I’ve had the cookbook since it was published and I really don’t use it enough. I frequently dip in, for inspiration or just a good read, and a flick through the gorgeous pictures. I decided I really should start, and I can safely say after just one recipe, the book is well and truly broken in with splatters and thumb prints all over the page. Ah well.
Burnt aubergine is a gorgeous, intensely savoury flavour. It’s fantastic in a vegetarian dish as it confers a depth that could otherwise be difficult to achieve. I flicked through the book and came across a lovely recipe for a salad including this, so I endeavoured to adapt and try it with the ingredients I had.
Burning an aubergine is as easy as it sounds. Rest the aubergine on a gas flame and burn it, turning it as each side is done until complete. Don’t worry if the skin splits, it happens a lot. Let it cool a little and peel the skin off, or scoop out the inside after cutting it in two.
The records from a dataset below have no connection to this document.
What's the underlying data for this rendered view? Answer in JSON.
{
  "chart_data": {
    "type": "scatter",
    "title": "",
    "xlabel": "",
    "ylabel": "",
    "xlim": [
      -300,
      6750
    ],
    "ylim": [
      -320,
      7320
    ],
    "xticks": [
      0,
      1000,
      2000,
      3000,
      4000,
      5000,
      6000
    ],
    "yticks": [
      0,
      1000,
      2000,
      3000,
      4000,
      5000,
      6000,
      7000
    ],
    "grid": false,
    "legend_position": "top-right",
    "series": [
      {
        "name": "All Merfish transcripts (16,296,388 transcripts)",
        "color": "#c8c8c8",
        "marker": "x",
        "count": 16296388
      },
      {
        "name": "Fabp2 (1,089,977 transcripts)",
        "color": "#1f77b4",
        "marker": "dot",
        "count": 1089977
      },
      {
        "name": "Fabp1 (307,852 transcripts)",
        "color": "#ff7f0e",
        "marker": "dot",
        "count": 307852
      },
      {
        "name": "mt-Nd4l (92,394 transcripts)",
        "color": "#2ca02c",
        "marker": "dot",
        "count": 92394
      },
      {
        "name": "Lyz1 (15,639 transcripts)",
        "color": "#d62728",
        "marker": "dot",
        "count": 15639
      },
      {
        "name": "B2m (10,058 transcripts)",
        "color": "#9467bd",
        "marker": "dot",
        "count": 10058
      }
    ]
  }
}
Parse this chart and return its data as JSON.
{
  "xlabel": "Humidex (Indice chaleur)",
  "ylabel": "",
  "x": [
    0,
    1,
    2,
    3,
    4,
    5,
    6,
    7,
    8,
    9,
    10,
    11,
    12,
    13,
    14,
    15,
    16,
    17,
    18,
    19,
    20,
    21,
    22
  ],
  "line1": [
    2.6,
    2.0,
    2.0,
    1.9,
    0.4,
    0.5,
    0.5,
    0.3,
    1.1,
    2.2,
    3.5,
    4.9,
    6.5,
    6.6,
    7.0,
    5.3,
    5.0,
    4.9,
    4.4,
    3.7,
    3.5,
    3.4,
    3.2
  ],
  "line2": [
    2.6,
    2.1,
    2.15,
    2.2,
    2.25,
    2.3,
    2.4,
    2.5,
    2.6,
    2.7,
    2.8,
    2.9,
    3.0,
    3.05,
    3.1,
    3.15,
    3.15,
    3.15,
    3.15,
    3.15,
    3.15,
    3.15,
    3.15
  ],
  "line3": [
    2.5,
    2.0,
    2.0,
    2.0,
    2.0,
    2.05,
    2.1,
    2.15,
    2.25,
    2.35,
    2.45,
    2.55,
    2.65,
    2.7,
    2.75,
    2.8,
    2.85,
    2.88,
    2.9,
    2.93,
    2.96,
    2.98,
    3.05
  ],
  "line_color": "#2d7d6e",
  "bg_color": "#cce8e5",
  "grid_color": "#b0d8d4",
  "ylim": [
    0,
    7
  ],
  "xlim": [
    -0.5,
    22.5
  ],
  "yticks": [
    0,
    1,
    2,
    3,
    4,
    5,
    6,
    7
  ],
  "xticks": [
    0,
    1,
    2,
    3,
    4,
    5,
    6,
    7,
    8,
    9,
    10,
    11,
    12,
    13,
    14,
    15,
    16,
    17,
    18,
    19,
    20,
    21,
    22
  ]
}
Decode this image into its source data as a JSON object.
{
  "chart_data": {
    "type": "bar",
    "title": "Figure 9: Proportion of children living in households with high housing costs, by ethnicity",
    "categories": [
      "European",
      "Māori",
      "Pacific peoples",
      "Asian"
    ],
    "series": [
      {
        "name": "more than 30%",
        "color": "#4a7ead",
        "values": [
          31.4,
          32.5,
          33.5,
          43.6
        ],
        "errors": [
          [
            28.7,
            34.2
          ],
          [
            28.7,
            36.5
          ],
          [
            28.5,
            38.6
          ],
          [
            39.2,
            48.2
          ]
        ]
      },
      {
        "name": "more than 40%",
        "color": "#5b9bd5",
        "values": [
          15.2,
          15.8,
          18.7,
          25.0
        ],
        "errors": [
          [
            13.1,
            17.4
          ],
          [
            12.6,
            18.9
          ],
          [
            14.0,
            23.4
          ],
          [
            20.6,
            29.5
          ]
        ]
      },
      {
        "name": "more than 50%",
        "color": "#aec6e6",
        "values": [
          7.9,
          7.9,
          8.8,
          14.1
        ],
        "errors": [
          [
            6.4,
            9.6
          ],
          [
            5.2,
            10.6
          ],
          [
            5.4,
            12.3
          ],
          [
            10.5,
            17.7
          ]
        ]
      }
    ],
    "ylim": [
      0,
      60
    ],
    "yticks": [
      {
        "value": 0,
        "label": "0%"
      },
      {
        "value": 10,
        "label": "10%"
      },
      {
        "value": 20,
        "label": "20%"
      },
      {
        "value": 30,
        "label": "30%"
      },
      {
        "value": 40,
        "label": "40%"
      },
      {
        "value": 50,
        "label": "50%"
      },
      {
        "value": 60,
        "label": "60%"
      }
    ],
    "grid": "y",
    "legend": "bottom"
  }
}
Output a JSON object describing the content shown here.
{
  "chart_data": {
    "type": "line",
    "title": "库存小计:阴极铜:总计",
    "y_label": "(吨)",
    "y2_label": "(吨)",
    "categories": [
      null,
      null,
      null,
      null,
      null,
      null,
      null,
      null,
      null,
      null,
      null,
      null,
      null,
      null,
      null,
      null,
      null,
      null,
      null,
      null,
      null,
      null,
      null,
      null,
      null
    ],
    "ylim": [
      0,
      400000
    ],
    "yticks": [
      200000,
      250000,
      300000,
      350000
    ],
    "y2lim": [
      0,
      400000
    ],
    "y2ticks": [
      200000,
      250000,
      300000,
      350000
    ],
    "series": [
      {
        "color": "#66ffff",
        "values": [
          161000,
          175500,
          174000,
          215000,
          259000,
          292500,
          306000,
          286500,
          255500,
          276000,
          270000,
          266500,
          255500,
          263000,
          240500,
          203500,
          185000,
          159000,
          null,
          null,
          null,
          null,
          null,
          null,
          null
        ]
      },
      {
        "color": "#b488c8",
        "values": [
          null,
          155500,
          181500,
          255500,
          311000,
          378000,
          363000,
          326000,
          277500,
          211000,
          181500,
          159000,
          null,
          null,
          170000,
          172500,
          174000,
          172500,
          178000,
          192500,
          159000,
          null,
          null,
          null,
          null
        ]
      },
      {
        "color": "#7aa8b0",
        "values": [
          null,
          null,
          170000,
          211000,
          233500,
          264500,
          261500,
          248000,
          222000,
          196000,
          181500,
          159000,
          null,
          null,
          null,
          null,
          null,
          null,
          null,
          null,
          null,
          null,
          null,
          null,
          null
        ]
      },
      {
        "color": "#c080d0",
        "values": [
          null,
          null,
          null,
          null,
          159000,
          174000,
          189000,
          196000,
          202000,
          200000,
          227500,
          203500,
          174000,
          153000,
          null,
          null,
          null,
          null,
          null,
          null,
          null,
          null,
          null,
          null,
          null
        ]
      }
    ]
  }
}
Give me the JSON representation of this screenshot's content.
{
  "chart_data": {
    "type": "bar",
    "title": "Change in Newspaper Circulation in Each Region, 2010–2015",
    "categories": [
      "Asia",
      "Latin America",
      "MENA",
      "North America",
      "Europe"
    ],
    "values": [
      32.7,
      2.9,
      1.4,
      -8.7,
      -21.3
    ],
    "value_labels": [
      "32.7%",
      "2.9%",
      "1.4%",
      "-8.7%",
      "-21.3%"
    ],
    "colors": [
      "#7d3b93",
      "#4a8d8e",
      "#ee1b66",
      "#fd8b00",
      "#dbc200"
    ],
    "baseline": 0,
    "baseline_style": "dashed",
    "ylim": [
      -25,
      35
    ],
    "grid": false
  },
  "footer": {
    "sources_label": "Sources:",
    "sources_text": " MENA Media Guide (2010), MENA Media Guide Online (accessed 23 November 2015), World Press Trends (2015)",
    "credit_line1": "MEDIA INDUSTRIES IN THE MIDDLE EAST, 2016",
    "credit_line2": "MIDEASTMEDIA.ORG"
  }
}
Drain in a colander for an hour or so then chop.
The rest of the salad is very straight forward, a simple dressing, some delicate spicing (cumin). This would be wonderful for a BBQ or similar summer event with the sweetness of the peppers and tartness of the tomatoes.
I altered the proportions of the recipe with two different colour peppers and a little less aubergine and tomatoes. I really liked it, and am very much looking forward to trying more of his recipes, and eating there again.
1 large aubergine, burnt as described above, drained and chopped
1 yellow pepper, diced
1 orange pepper, diced
1 medium red onion, finely chopped
a handful of small fruity cherry tomatoes or similar, halved
a handful of fresh flat leaf parsley, chopped
5 tbsp sunflower oil or similar
3 tbsp cider vinegar
3 tsp fresh cumin, toasted and ground or 3 tsp ground cumin (the first option is infinitely preferable)
sea salt & freshly ground black pepper
First, make the dressing and check the taste and adjust if necessary.
Mix the other ingredients and add the dressing. Season with S&P to taste and serve.
This is really nice with khobez, pittas or similar.